In the latest redistricting, the fast-growing suburbs of State College were pulled into the 81st House District (shown in pink), leaving the borough, in the 77th House District, connected to the rest of that district only by a thin swath consisting mostly of state game lands.

Residents of the rapidly growing State College suburbs — Ferguson’s population increased 34 percent between 2000 and 2010 — likely have different legislative priorities than, say a rural resident or farm owner in Huntingdon County.

Michaels said he believes the districts were redrawn in part to protect Republican seats.
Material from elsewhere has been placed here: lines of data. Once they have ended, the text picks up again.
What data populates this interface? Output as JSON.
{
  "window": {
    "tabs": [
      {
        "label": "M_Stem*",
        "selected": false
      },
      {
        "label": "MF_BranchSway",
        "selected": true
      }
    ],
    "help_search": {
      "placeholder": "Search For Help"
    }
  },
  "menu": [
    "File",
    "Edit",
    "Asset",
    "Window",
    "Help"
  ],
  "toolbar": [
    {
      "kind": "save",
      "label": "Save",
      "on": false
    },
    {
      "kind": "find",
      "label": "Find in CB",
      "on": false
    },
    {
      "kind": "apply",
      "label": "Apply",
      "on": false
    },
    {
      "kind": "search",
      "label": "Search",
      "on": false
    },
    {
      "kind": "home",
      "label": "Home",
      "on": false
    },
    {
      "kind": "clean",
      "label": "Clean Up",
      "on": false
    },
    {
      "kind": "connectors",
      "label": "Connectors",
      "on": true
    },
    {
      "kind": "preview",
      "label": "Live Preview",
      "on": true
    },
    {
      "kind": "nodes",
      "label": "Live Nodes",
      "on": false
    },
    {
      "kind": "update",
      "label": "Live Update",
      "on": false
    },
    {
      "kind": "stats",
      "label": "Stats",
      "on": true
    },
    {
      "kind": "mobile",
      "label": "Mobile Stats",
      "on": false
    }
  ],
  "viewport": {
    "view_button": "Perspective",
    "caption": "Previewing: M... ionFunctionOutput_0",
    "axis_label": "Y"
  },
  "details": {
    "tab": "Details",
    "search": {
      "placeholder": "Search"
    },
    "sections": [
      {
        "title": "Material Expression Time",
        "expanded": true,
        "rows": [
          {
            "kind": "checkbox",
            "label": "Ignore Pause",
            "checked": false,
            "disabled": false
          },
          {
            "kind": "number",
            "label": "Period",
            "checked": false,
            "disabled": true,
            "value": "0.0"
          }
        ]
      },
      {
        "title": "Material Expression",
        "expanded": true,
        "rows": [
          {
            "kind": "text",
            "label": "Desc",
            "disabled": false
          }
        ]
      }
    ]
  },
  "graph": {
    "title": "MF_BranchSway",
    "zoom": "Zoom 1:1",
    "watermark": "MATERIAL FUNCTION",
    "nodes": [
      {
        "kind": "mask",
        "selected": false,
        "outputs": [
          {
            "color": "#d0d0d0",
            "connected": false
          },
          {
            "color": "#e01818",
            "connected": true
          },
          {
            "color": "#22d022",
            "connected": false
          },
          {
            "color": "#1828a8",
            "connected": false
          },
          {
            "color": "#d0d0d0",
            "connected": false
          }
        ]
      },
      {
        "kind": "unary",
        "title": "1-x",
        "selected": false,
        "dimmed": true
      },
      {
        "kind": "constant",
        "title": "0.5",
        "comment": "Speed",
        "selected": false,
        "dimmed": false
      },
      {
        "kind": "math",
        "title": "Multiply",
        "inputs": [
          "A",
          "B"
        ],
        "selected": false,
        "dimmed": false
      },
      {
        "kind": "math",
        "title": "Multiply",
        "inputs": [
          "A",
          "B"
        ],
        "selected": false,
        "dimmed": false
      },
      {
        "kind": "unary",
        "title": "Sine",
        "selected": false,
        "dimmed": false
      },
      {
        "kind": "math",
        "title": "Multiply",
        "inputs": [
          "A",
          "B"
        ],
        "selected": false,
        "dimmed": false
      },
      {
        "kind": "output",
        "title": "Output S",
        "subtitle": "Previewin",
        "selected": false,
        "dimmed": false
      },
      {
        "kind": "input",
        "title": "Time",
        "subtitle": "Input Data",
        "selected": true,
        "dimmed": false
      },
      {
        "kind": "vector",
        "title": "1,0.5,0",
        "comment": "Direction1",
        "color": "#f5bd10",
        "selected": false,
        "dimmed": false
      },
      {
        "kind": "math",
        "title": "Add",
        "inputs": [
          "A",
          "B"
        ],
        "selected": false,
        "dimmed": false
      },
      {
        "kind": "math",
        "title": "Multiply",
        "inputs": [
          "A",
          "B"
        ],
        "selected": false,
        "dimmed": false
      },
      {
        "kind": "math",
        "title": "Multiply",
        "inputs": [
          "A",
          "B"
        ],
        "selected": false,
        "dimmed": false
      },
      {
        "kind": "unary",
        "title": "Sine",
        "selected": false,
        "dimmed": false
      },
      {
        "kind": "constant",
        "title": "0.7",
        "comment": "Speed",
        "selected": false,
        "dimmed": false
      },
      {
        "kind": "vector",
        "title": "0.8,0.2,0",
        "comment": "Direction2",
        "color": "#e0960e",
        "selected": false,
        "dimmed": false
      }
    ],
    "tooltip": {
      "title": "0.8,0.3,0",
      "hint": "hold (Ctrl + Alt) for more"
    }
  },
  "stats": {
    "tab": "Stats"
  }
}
While Conklin’s district after the last reapportionment may actually be safer — his district would have lost Republican voters, while retaining the heavily Democratic State College, Michaels said both he and Conklin would prefer the old district.

“The reality of it all is that swaths of his district which he represented faithfully now have to go to Huntingdon, and that makes no sense to us at all,” Michaels said.

The State College School District itself is crossed by four state House districts —  emblematic of some of the problems associated with politically drawn districts, said Amanda Paveglio, the coordinator for the Fair Districts PA Centre County chapter.

“So if the school district is looking to try and get something done, how many people do they need to talk to?,” she said. “Or, with the budget impasse, how many legislators do they need to call and beg to pass school funding? It’s challenging enough when there’s just one legislator representing your school district, but when there’s [more], and they’re at odds, how does that work?”